Device cleanup/close routines not called, and hence application does not exit

Hi,

We are developing a AV engine. Process create/delete calls are monitored in driver using PsSetCreateProcessNotifyRoutineEx

  • Each of the create/delete call is entered in to a (single) queue (along with per create/delete KEVENT event).
  • Once inserted, create/delete calls waits on their respective KEVENT
  • User mode process which opens the device makes IOCTL calls to read create/delete pending queue items
  • Once usermode gets an items one by one, it processes and sends the decision back (with PID as key to tie both ends)
  • The driver matches the corresponding queue item and sets the event to wake up pending create/delete proc requests.
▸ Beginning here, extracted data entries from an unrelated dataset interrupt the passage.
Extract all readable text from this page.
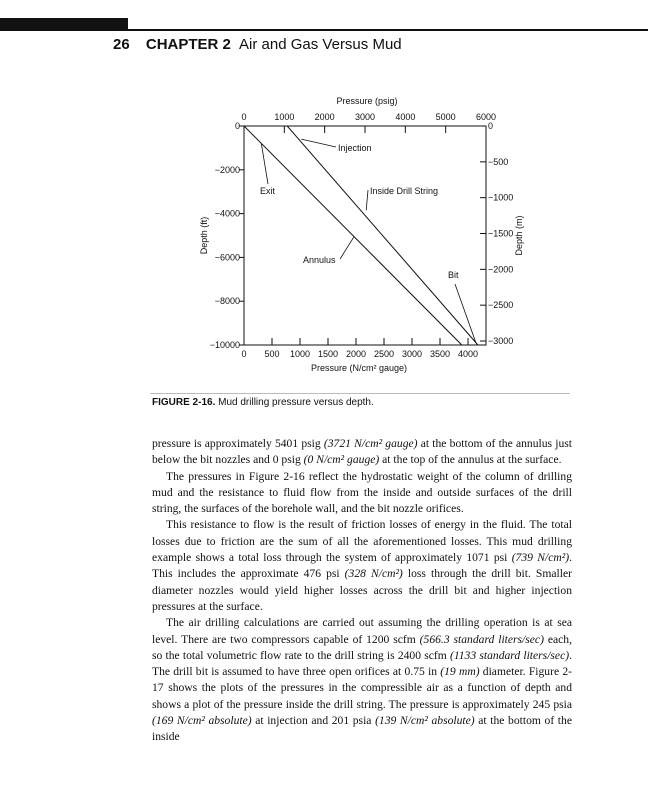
26 CHAPTER 2 Air and Gas Versus Mud
0	1000 2000 3000 4000 5000 6000
Pressure (psig)
0 500 1000 1500 2000 2500 3000 3500 4000
Pressure (N/cm² gauge)
0
−2000
−4000
−6000
−8000
−10000
Depth (ft)
0
−500
−1000
−1500
−2000
−2500
−3000
Depth (m)
Injection
Exit	Inside Drill String
Annulus
Bit
FIGURE 2-16. Mud drilling pressure versus depth.

pressure is approximately 5401 psig (3721 N/cm² gauge) at the bottom of the annulus just below the bit nozzles and 0 psig (0 N/cm² gauge) at the top of the annulus at the surface.

The pressures in Figure 2-16 reflect the hydrostatic weight of the column of drilling mud and the resistance to fluid flow from the inside and outside surfaces of the drill string, the surfaces of the borehole wall, and the bit nozzle orifices.

This resistance to flow is the result of friction losses of energy in the fluid. The total losses due to friction are the sum of all the aforementioned losses. This mud drilling example shows a total loss through the system of approximately 1071 psi (739 N/cm²). This includes the approximate 476 psi (328 N/cm²) loss through the drill bit. Smaller diameter nozzles would yield higher losses across the drill bit and higher injection pressures at the surface.

The air drilling calculations are carried out assuming the drilling operation is at sea level. There are two compressors capable of 1200 scfm (566.3 standard liters/sec) each, so the total volumetric flow rate to the drill string is 2400 scfm (1133 standard liters/sec). The drill bit is assumed to have three open orifices at 0.75 in (19 mm) diameter. Figure 2-17 shows the plots of the pressures in the compressible air as a function of depth and shows a plot of the pressure inside the drill string. The pressure is approximately 245 psia (169 N/cm² absolute) at injection and 201 psia (139 N/cm² absolute) at the bottom of the inside
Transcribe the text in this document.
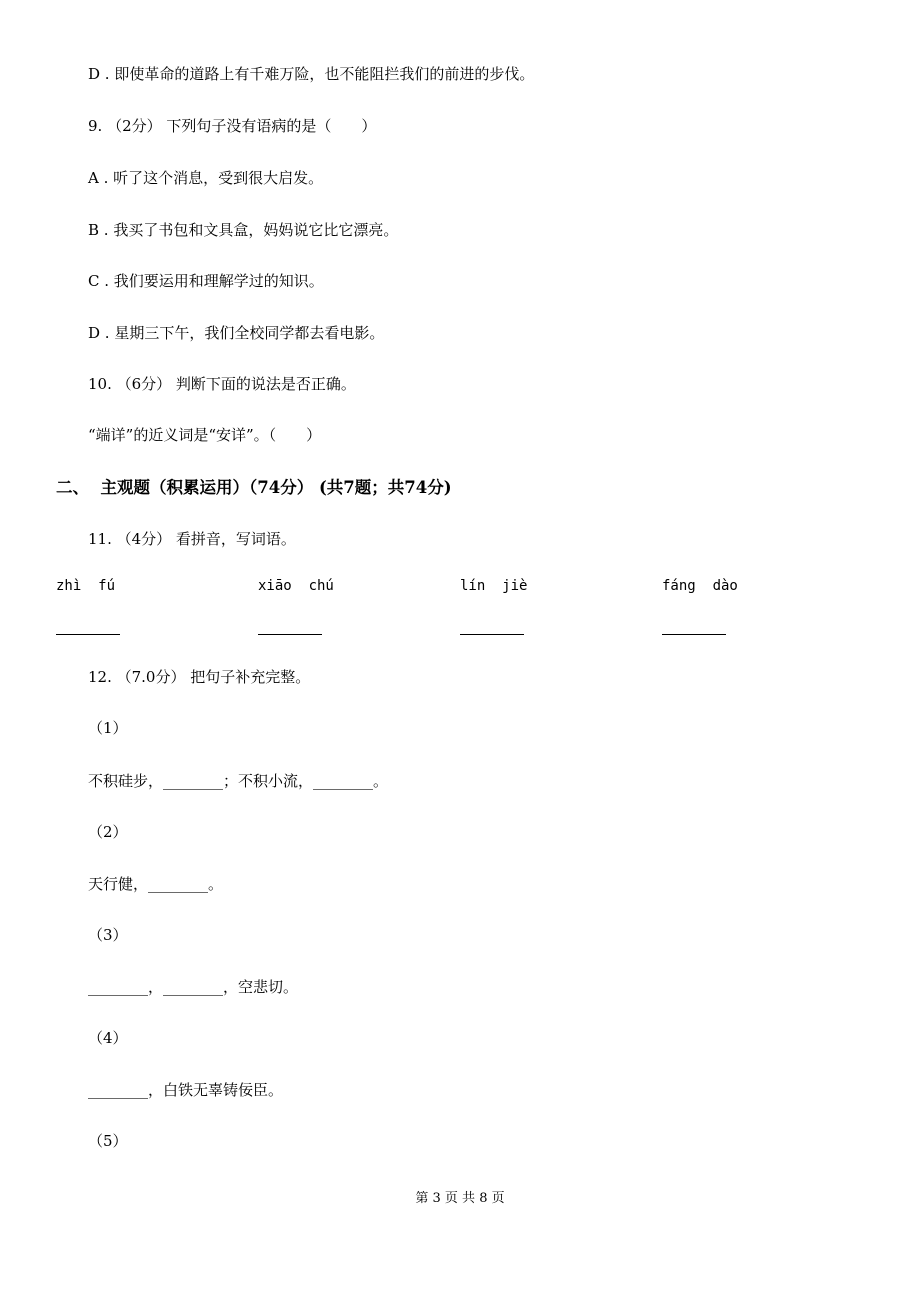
D . 即使革命的道路上有千难万险，也不能阻拦我们的前进的步伐。
9. （2分） 下列句子没有语病的是（　　）
A . 听了这个消息，受到很大启发。
B . 我买了书包和文具盒，妈妈说它比它漂亮。
C . 我们要运用和理解学过的知识。
D . 星期三下午，我们全校同学都去看电影。
10. （6分） 判断下面的说法是否正确。
“端详”的近义词是“安详”。（　　）
二、  主观题（积累运用）（74分） (共7题；共74分)
11. （4分） 看拼音，写词语。
zhì  fú	xiāo  chú	lín  jiè	fáng  dào
12. （7.0分） 把句子补充完整。
（1）
不积硅步，________；不积小流，________。
（2）
天行健，________。
（3）
________，________，空悲切。
（4）
________，白铁无辜铸佞臣。
（5）
第 3 页 共 8 页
The issues is that when I run this console program from CMD, and if I try to close CMD, my program hangs forever.
And IOCTL calls are not generated anymore to the driver. So, all future process creation/deletions also hand.
The only option is to hard reboot the system.

Closing CMD windows generate delete call which is put in to queue. But, usermode program IOCTL read calls are stopped immediately after clicking on CMD close (???)
So, no body is reading the queue now. Its kind of dead lock. CMD is not getting deleted, and hence my program is not getting chance to terminate.

Request your help on understanding more of this and possible solutions??

What kind of a driver is this? Are you handling cancel in your Driver? Sounds like you’re not…

Peter

@“Peter_Viscarola_(OSR)” said:
What kind of a driver is this? Are you handling cancel in your Driver? Sounds like you’re not…

Peter

Hi Peter,

If there are no queue items in the driver, IOCTL call we be made to block on an KEVENT in the driver. Whenever events are inserted to the queue, this event is set to wakeup IOCTL.

Our application generally runs as service. in this case, and when service is being stopped, the code closes the device handle, and this is triggering device cleanup. This cleanup routine sets the event that IOCTL is blocking on to wake up any pending IOCTL. This is all working in graceful shutdown of the service application.

The problem is only in the case when we run the application from CMD and if we try to force close it by clicking on X button. In this case, the cleanup routine is not called. My understanding is that OS closes handles in this case also (???).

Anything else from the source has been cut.